The Ongoing Legacy of the Wave Hill Walk-Off

What happened?

On 23 August 1966, the Gurindji people of the Northern Territory made history with the Wave Hill Walk-Off. The landmark event made their names widely known across Australia and inspired national change. 

200 Gurindji stockmen, domestic workers and their families at Wave Hill cattle station went on strike. They demanded wages and a return of some of their traditional lands which was bought by international meat-packing company Vestey Brothers in 1914. They were led by Vincent Lingiari, elected leader of the Gurindji communities. 

The stockmen “walked off” the job and refused to be bribed back until they received justice through land rights. The demand was rejected, but they continued to camp on their traditional land at Daguragu, leading to a seven-year dispute. 

“You can keep your gold. We just want our land back,” Lingiari famously said.

The campaign was supported by people across Australia, and eventually the Gurindji won the title to part of their land. In doing so, they put land rights on the political agenda and took the realities of decades of oppression and colonial injustice into the living rooms of urban Australia.

What was the impact?

The Wave Hill Walk-Off inspired national change in the form of equal wages for Aboriginal workers, as well as a new land rights act. 

The Aboriginal Land Rights (Northern Territory) Act was the first attempt by an Australian government to legally recognise First Nations land ownership. It put into law the concept of inalienable freehold title - meaning that the land cannot be bought, acquired or mortgaged. The legislation allowed First Nations people to claim land title if they could prove a traditional and strong relationship with the country.

In 1974 Prime Minister Gough Whitlam gave the Gurindji people a lease to part of the vast Wave Hill property – a symbolic day for First Nations people and supporters, but only a vital first step. 

As Gurindji Elder Vincent Lingiari said at the time: "They took our country away from us, now they have brought it back to us ceremonially."
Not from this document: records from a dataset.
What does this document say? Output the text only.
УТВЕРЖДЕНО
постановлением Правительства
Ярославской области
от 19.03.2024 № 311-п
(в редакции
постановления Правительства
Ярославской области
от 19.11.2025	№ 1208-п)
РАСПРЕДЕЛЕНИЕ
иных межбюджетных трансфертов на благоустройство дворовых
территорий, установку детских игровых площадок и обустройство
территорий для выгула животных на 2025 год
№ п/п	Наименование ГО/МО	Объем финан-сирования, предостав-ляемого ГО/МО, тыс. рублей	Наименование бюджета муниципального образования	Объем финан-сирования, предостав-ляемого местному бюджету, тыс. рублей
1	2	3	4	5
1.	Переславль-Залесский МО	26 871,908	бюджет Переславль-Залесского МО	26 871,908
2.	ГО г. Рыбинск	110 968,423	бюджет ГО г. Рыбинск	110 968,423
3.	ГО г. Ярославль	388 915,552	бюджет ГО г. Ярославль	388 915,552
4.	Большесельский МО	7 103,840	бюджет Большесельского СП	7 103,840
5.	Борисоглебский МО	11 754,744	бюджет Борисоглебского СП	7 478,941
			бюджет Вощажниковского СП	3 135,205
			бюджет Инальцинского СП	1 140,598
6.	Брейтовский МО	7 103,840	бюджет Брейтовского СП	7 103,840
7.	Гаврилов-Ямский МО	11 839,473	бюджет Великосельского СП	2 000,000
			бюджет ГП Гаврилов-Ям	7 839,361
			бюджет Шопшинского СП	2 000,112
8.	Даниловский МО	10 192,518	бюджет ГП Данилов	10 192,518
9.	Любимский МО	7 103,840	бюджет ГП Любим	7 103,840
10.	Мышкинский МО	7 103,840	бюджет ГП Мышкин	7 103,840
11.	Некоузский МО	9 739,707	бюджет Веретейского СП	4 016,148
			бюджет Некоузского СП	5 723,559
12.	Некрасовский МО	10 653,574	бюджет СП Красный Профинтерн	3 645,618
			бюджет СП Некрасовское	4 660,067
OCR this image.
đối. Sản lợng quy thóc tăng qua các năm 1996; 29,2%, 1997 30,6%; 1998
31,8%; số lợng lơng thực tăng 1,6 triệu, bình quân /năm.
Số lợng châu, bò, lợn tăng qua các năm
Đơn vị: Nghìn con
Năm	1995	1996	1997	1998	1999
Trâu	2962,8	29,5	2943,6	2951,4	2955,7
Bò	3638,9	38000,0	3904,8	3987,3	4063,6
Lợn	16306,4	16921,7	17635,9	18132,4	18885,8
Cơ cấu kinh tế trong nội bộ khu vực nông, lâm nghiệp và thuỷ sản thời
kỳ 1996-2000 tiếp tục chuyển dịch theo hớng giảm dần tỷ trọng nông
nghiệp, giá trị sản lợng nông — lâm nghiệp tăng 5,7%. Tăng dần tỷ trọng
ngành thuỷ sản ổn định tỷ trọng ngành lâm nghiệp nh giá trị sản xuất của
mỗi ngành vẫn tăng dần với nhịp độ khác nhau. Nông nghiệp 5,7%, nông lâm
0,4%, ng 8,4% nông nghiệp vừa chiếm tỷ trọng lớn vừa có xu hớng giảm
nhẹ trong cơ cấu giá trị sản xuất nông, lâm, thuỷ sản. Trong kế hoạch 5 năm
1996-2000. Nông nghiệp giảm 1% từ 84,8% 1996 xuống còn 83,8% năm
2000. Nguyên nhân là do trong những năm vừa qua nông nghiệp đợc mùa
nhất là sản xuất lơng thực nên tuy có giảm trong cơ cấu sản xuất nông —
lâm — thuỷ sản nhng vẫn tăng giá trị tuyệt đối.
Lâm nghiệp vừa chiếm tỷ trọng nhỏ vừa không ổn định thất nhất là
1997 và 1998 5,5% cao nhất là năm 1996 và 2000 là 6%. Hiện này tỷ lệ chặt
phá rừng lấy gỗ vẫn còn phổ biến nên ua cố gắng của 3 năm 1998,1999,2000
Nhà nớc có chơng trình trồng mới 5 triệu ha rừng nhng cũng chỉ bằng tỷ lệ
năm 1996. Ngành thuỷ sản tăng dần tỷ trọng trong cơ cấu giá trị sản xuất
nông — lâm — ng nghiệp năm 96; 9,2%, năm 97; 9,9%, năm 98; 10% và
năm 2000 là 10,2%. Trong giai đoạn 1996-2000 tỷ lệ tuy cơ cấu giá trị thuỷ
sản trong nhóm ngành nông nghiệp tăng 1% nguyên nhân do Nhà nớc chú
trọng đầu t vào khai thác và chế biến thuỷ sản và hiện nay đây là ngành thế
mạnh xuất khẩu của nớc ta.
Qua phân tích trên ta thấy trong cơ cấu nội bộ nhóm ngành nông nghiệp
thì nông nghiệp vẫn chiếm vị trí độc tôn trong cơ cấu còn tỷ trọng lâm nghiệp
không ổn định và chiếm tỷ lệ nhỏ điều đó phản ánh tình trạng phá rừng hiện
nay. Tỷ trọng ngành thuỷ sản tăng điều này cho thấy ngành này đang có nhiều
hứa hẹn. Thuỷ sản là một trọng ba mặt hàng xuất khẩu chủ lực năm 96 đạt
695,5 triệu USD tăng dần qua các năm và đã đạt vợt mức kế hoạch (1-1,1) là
The Gurindji people worried that without perpetual title, the government could take the lease away again – a fear that was realised in 1979 when the Northern Territory Government said they must surrender the title.

It wasn’t until two decades after the Wave Hill Walk-Off, in 1986, that the Gurindji people became one of the first to reclaim their traditional lands, when the government at last handed over the inalienable freehold title deeds.